The term “qualifying individual” is defined as any person who has any of the following:
- A laboratory-confirmed case of COVID-19, as defined by the State Department of Public Health.
- A positive COVID-19 diagnosis from a licensed health care provider.
- A COVID-19-related order to isolate provided by a public health official.
- Died due to COVID-19, in the determination of a county public health department or per inclusion in the COVID-19 statistics of a county.
The phrase “notice of potential exposure” means any of the following:
- Notification to the employer or representative from a public health official or licensed medical provider that an employee was exposed to a qualifying individual at the worksite.
- Notification to the employer or representative from an employee, or their emergency contact, that the employee is a qualifying individual.
- Notification through the testing protocol of the employer that the employee is a qualifying individual.
- Notification to an employer or representative from a subcontracted employer that a qualifying individual was on the worksite of the employer receiving notification.
“Worksite” is defined as the building, store, facility, agricultural field, or other location where a worker worked during the infectious period.
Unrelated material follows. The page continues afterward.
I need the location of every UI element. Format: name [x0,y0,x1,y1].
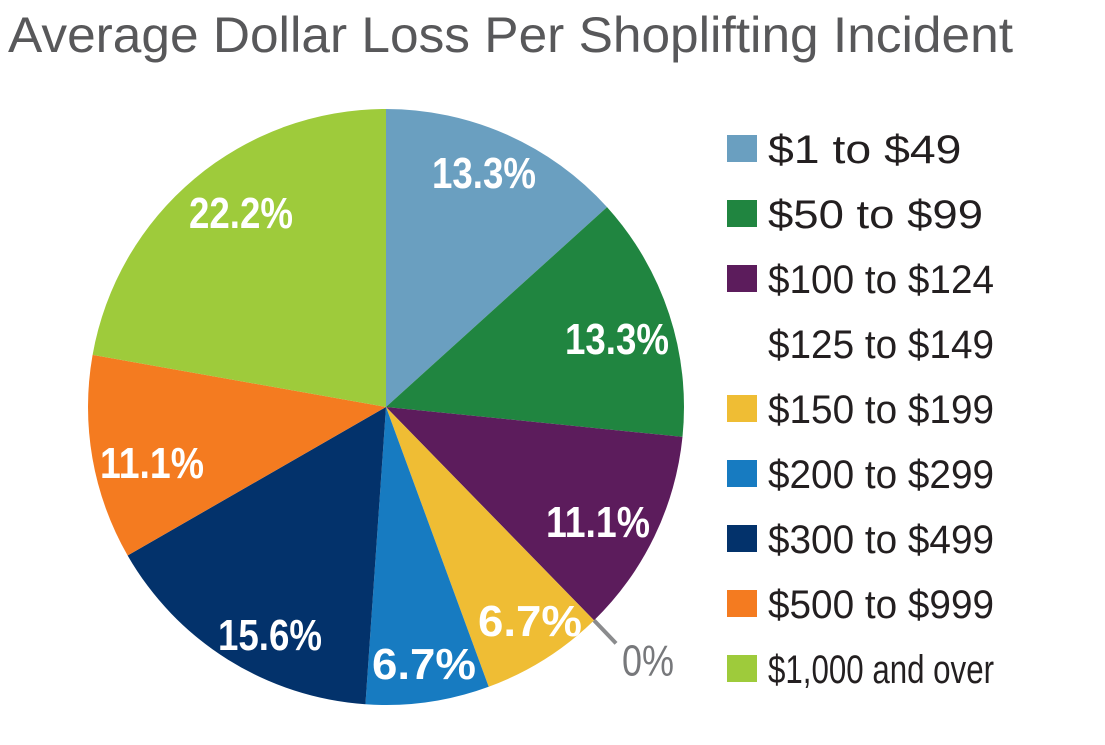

It does not apply to buildings, floors, or other locations of the employer that a qualified individual did not enter. In a multiworksite environment, the employer need only notify employees who were at the same worksite as the qualified individual.
Generally, in non-healthcare or non-residential congregate setting workplaces, an “outbreak” is presently defined as three or more laboratory-confirmed cases of COVID-19 among employees who live in different households within a two-week period.
The above DOL clarifications and new California sick leave pay and notification obligations in one way or another affect almost every California employer. It is critical that employees review and update their policies and practices in this regard with the assistance of knowledgeable counsel.